“If I ever write a book,” says Sinclair Black, FAIA, “it’s going to be called, ‘Austin Texas: Lost Opportunity National Park.’ So many of the good ideas people have had — sometimes they’ve been mine — haven’t happened. By the time you put a good idea through a political and bureaucratic filter, nothing good is left, or nothing happens.”
If that sounds cynical, it’s meant to. For the past 50-plus years, Black has practiced architecture and urban design in Austin with his firm, Black + Vernooy. In that span, he has assiduously championed a more urbane and civilized tenor for the Capital City’s built fabric. It’s been, at times, a brutally heartbreaking endeavor. For the architect — who grew up in San Antonio (“one of those authentic places”) and has traveled extensively in Europe and Mexico, studying and appreciating those locales’ organic urbanism and grand public spaces — the prevailing attitudes that have shaped the modern Texas city reverberate with all the sense and subtlety of a monster truck’s dyspeptic exhaust pipe. “Why are we so auto-centric?” Black queries, rhetorically. “It’s because we’re kind of dumb.”
Of course, some good things have happened. Many of the highlights of Black’s career, including several of the compromises, were on display for the last two months at The University of Texas at Austin School of Architecture, in an exhibition called “101 Semesters Beyond the Studio.” (Black has taught at the school since Alan Taniguchi hired him in 1962, the same year he opened his firm.) The show surveyed the breadth of the architect’s output, which has included everything from private residences and retail spaces to corporate headquarters and urban plans — even a doghouse, which, for some reason, the curators appropriated for the exhibit’s branding. (“Eat your heart out, Aldo Rossi,” was Black’s tagline for that project.)

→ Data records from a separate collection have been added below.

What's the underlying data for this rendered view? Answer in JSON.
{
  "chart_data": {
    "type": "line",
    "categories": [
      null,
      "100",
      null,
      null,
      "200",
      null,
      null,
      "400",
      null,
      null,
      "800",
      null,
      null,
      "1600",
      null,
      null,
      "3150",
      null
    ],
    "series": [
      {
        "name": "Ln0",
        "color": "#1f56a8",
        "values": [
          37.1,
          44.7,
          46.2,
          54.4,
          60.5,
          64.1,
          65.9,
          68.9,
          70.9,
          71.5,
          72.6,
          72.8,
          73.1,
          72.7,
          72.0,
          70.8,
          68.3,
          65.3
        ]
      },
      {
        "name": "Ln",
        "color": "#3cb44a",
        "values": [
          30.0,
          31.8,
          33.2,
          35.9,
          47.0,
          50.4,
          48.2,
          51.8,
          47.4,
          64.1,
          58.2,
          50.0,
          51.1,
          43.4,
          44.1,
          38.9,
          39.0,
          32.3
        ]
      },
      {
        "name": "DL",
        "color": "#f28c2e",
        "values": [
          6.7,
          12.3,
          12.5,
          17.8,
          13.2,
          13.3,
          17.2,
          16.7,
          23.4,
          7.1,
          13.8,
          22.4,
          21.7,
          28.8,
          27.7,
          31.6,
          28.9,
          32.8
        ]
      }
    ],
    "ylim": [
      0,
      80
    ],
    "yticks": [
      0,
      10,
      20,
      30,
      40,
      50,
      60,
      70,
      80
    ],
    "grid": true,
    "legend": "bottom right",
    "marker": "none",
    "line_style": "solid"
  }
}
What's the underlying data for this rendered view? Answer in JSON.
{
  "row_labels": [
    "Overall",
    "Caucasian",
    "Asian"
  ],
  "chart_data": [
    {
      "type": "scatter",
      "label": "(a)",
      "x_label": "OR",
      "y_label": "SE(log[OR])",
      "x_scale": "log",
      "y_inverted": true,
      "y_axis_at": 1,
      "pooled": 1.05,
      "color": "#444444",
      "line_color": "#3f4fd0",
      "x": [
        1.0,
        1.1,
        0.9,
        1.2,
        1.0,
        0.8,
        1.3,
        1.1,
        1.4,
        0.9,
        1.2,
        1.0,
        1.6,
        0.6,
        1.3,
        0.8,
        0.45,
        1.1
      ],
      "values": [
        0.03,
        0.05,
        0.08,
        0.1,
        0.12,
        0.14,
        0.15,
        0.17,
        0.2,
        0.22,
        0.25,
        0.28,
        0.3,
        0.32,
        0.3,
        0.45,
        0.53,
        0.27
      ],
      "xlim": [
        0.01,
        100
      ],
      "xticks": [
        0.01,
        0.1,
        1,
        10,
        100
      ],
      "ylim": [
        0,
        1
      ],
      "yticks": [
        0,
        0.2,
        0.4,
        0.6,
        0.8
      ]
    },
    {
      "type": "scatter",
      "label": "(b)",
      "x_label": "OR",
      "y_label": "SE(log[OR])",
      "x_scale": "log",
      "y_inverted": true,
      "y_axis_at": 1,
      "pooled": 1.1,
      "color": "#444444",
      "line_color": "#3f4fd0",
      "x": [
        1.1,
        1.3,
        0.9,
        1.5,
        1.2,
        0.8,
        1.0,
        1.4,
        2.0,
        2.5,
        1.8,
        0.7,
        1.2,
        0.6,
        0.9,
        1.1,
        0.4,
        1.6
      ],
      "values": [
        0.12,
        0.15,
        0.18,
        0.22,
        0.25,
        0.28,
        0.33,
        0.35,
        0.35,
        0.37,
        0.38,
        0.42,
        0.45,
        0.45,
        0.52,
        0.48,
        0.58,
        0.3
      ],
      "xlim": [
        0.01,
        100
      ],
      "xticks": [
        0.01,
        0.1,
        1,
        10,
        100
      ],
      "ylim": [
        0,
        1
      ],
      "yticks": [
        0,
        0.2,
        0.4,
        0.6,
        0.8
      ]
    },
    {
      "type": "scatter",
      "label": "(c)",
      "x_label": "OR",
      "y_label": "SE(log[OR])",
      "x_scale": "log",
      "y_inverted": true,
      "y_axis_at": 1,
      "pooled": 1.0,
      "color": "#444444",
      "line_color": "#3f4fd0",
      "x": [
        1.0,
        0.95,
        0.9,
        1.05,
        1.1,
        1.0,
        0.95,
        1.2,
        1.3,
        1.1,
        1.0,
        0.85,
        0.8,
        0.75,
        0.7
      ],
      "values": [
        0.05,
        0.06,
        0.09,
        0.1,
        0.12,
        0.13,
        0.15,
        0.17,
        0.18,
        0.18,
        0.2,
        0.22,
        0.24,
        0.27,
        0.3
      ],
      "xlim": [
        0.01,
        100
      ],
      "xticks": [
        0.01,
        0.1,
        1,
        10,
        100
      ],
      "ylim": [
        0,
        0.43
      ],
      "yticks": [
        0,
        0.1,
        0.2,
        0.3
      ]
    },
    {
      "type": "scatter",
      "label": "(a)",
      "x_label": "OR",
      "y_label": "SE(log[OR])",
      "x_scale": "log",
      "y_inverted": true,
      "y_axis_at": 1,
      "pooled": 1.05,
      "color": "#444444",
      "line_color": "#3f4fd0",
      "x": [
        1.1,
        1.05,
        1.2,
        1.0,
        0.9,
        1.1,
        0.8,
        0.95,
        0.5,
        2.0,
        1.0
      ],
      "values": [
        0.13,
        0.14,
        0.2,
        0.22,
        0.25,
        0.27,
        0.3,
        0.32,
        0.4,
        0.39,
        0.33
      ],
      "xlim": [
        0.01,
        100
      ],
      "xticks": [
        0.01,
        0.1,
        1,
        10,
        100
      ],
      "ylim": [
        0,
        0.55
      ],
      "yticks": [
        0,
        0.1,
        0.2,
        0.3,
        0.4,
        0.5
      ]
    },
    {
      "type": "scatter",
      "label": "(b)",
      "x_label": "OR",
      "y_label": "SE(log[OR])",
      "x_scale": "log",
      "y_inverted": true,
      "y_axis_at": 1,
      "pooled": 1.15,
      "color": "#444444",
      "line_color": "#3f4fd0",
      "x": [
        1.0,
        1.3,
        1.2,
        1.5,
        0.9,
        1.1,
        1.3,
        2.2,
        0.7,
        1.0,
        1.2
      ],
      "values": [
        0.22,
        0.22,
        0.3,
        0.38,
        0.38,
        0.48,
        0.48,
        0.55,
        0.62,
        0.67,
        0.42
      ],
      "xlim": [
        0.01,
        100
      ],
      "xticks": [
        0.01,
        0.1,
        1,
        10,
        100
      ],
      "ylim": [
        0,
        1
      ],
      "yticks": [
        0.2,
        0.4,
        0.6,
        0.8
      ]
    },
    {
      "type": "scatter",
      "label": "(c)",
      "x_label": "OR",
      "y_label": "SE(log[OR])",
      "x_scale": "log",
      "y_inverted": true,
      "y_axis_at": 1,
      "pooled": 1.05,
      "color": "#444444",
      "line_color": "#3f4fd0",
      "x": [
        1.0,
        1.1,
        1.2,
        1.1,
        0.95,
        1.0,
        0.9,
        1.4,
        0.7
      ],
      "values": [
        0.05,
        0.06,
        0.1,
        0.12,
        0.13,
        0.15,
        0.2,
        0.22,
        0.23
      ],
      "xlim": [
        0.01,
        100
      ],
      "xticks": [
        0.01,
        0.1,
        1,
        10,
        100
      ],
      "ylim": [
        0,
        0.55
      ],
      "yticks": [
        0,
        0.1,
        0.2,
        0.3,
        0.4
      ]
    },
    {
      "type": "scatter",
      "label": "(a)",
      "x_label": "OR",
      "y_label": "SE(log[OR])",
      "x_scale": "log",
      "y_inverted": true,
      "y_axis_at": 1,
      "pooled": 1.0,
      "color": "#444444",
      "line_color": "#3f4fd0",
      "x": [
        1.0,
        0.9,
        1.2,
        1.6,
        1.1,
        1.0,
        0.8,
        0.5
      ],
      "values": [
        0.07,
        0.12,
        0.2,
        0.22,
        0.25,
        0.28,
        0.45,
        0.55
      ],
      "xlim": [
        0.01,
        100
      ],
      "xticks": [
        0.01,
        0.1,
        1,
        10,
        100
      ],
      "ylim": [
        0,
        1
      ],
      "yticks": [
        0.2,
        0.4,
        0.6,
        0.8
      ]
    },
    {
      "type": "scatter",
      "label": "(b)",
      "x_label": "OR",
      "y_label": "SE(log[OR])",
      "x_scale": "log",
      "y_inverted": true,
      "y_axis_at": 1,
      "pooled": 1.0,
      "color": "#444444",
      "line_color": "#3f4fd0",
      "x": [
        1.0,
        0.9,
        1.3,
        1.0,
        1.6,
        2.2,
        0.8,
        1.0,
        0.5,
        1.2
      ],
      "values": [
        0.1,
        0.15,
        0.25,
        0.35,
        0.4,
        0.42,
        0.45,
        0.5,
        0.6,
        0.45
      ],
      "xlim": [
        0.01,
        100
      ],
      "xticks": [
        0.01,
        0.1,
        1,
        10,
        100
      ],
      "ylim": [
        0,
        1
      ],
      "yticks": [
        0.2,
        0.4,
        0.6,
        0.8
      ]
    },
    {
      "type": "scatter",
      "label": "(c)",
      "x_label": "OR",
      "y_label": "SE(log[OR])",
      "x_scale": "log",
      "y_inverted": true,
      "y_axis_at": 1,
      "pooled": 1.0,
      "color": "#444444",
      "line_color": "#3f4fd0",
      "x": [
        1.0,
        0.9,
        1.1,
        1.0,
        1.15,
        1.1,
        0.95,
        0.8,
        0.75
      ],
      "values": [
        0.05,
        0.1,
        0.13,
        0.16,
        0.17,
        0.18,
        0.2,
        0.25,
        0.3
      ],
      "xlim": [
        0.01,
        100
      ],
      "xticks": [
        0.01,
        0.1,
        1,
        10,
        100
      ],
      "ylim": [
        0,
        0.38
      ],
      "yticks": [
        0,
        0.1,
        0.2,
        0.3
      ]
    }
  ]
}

In all his work, Black evinces an affinity for daylight, natural materials, and human-scaled spaces. While generally considered a Texas regionalist, he doesn’t profess an adherence to any style. “I think in terms of space, light, and siting,” Black says. “The only thing I do well is site buildings. Some of that comes from growing up in Alamo Heights and trying to save every tree I ever met. It could be called an obsession, but not a style.”
He is most proud, however, not of any building he ever designed, but of the Great Streets Master Plan, which was a collaboration between Black’s firm and Donna Carter, FAIA, Lars Stanley, FAIA, Eleanor McKinney, Jose Martinez, and Charles Thompson, FAIA. According to Black + Vernooy’s website, Great Streets is “a comprehensive and integrated urban design strategy for re-making 306 blocks of public right-of-way in Downtown Austin.” The plan reorders the priorities of the street, putting pedestrians first, transit second, bicycles third, and cars last.
So far, Great Streets has only been implemented on the few blocks of rejuvenated Second Street, where it has been successful in both upping the tax base for the city (“We’re talking about billions of dollars for the investment of a few million”) and creating a convivial bustle in that part of downtown. The rollout of the rest of the plan, however, is in limbo, awaiting the approval of funding by the city’s political establishment — Black’s favorite target for scorn. “No-brainers are exactly what the city bureaucrats are not interested in,” he says. “If it benefits everybody and lowers your taxes, they don’t want it.”